The US Green Building Council turned 20 last year and, at GreenBuild in Philadelphia, celebrated the nearly 200,000 LEED projects that comprise 10.4 billion square feet of construction space in 140 nations. The growth of LEED is a proxy showing that green building has matured into the mainstream. In a mature market however, consumers are more savvy and expect more from their products. Many of the public and private entities that O’Brien & Company works with are aware that some early green buildings did not deliver the predicted performance and want verifiable, measurable results as they integrate the benefits of green building into their financial models and critical organizational missions, i.e. they want assurances of long lasting value from green building.
How can the green building industry provide assurances of that value? There are three areas that O’Brien & Company recommends for all green building projects to provide real triple bottom line benefits.
High Performance Rating Systems
The first is leveraging a parallel maturation of green building rating systems. It is not time to abandon them, as the Living Building Challenge (LBC), LEEDv4, Passive House and other systems are powerful tools to hold owners and project teams accountable to and provide guidance in achieving project goals. See O’Brien & Company’s recent article in the Daily Journal of Commerce’s Green Building special section for more on the future of LEED and performance.
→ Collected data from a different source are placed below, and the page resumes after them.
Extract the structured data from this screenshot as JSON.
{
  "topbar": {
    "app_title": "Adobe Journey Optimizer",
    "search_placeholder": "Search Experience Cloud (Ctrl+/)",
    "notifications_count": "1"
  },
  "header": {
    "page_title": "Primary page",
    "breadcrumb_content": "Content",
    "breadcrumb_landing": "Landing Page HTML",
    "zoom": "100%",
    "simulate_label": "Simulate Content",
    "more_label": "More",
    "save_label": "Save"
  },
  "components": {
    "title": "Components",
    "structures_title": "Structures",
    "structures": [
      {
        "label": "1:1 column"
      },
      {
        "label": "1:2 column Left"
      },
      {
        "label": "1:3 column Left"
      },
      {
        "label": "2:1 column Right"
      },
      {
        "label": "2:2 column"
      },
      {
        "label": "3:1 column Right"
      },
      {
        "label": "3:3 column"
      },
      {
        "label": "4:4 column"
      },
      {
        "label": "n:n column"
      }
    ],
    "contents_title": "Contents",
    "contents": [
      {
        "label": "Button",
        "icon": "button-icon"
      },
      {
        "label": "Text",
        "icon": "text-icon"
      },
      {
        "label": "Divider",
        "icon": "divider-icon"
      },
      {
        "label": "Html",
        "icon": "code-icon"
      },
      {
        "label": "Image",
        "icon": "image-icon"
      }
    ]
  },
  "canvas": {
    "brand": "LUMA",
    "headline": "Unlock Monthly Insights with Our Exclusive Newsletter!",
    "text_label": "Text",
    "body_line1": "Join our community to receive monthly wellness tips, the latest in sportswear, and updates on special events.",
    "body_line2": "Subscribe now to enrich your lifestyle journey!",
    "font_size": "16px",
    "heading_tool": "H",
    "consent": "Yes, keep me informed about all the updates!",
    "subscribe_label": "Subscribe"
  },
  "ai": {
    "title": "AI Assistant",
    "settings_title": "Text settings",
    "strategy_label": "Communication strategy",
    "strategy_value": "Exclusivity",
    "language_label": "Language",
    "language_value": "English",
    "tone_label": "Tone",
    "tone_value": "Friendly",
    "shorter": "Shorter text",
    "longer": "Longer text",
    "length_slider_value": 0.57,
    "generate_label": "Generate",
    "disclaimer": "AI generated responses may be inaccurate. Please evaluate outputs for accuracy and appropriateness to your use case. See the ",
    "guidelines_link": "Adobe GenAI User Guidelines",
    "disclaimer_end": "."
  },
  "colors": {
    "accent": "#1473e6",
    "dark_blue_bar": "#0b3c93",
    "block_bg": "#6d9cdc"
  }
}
The second area is transparent tracking of building performance that provides actionable information to correct course during design, construction, or operation of a built project, and to allow for ongoing improvement on the next project, across a portfolio, or in developing of policy.
One of the most significant policy tools to promote this kind of data sharing is the energy performance benchmarking policies. According to the Institute of Market Transformation, nine cities and two states, including the City of Seattle and Washington State have policies requiring disclosure of building energy performance to government agencies, to the public, during sales, or to tenants. Seattle just released results from the first year of energy benchmarking in the city showing that 41% of the buildings reporting earned an Energy Star score of 75 or greater but that over $55 million in energy could be saved if the worst performing buildings were upgraded to the median performance for their class.
On a project level, there are many tools owners and property managers can use to measure, verify, and improve building performance from retro commissioning, LEED for Existing Buildings ongoing certification, and Energy Star Portfolio Manager (the basis of most energy disclosure ordinances and energy performance reporting for LEED EB: O+M), to sophisticated building dashboards that provide both public facing and back of house reporting. This article won’t delve into the details of applying these “performance enhancing” tools here (stay tuned for a future blog on the topic) but will move onto one of the most interesting and powerful ways to create enduring value on a project, post occupancy engagement with building users.
Post Occupancy Engagement
According to an article in Environmental Building News (EBN) real estate experts at Jones Lang LaSalle said that in the properties they manage, an average of 50%–60% of energy use is directly related to how commercial building tenants use their space. We’ve found similar splits on commercial projects in Seattle. EBN states that “Plug loads alone—everything that people plug in, from desk lamps and computers to refrigerators and copy machines—account for at least 20% of energy consumption in both homes and office buildings, and this number is rising as mechanical systems and building envelopes become more efficient and people start plugging in more electronic devices.”
The EBN article addresses designing in features that provide feedback to users like the public side of building dashboards – see an example from the first LEED for Healthcare project in the country, Group Health Puyallup – but, more importantly, how changing social norms to create ownership makes that feedback valuable and actionable for building users.
A case study of Seattle’s Horizon House featured by the Seattle 2030 District links energy benchmarking and the idea of “conservation coaches” as key in turning the information provided by benchmarking into better building performance. O’Brien & Company is collaborating with Catalyst 2030 to provide similar building efficiency coaching to our clients, particularly multi-family projects, to create value long after the LEED Plaque is awarded.
It takes both people and tools to create a culture of conservation in a building or community. For the last few years, Enterprise Communities has focused on resident led engagement strategies to achieve their Green Communities program goals. Their website provides a number of free resources for affordable housing projects (but that can be useful for other multi-family projects) including a series of customizable Resident Engagement cards created by O’Brien & Company, a “Training in a Box” tool and a “Green Leader” Toolkit.
All of this may sound like just more expense but tenant engagement has one of the biggest paybacks per dollar invested as a building can generate significant savings without entering into a retrofit. It is also a key part of a robust tenant acquisition and retention legacy that builds both brand and community, particularly in sophisticated markets like the Northwest. To be effective however, a tenant engagement program needs to be tailored to the project and the market; and include a broad set of complimentary engagement tools, trainings, and communication vehicles.
In fact, use of high performance rating systems, incorporating tools to track building performance in actionable ways, and a targeted tenant engagement program all link together from the beginning of design through building operation to make a healthier, better performing built environment for us all.